Annual data released by the DfE shows there are 11.6% more pupils with an education, health and care plan (EHCP) in schools in the 2025/26 academic year, a total of 538,547. This is up from 482,640 in 2024/25, and represents 6% of the school population.

It is the second time there has been a jump of 11.6% – the highest since 2016 – in the past decade.

The number of pupils receiving SEN support but without an EHCP has also increased by 2.8%, to more than 1.3 million.

In total, around 1.8 million pupils in England have SEN, up by 5.2% from last year.

General secretary of school leaders’ union NAHT, Paul Whiteman, said the figures show “families still desperately struggling to get help from schools which simply don’t have the funding, staff, space or specialist support to cope on their own with rising demand”.

“The government’s proposed reforms to this ailing system, including plans for more pupils to be supported in their local mainstream school, are welcome in principle. But many school leaders have concerns about the likely extra workload and the timeframes envisaged.”

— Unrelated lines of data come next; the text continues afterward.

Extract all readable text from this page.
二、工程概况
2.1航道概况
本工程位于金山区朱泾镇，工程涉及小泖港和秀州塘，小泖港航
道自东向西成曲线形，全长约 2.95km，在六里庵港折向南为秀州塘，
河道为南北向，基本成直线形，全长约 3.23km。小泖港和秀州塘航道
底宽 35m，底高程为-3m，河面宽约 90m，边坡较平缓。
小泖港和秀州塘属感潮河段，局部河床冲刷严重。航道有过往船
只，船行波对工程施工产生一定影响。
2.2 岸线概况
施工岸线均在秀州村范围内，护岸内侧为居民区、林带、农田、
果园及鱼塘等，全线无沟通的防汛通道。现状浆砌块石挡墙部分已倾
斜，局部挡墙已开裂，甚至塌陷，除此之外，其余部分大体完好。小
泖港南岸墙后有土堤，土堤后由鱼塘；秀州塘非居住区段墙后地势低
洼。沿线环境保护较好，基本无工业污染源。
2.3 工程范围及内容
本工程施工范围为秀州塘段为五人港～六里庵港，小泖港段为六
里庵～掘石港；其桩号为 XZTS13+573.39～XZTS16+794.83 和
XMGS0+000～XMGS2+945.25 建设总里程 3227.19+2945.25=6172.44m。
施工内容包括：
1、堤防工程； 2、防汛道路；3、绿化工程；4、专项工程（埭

Source: More than 500k pupils in schools with EHCPs (schoolsweek.co.uk)

3. ‘No room for complacency’ as 35,000 teachers choose to walk away

More than 35,000 teachers walked away from the profession last year for reasons other than retirement, writes Sec-Ed.

England’s teacher workforce shrank again last year, with more than 35,000 teachers leaving the profession for reasons other than retirement, according to the DfE’s latest workforce statistics.

The total number of full-time equivalent teachers in state schools now stands at 466,400, a drop of 1,900 from the previous year. While 41,012 new teachers entered the profession in 2025/26, that figure is 1,400 lower than last year. The DfE has so far recruited 4,654 of the additional 6,500 teachers it pledged.

Around 90% of teachers who qualified in 2024 are still teaching a year on, but only 67.4% of those who qualified five years ago remain in the classroom. Nearly half of teachers have left within 15 years of qualifying.

Jack Worth from NFER highlighted increases in the use of non-specialist teachers and rising secondary class sizes as warning signs that shortages still exist in the system. While NEU’s Daniel Kebede urged ministers to use falling pupil rolls as an opportunity to shrink class sizes rather than teacher numbers.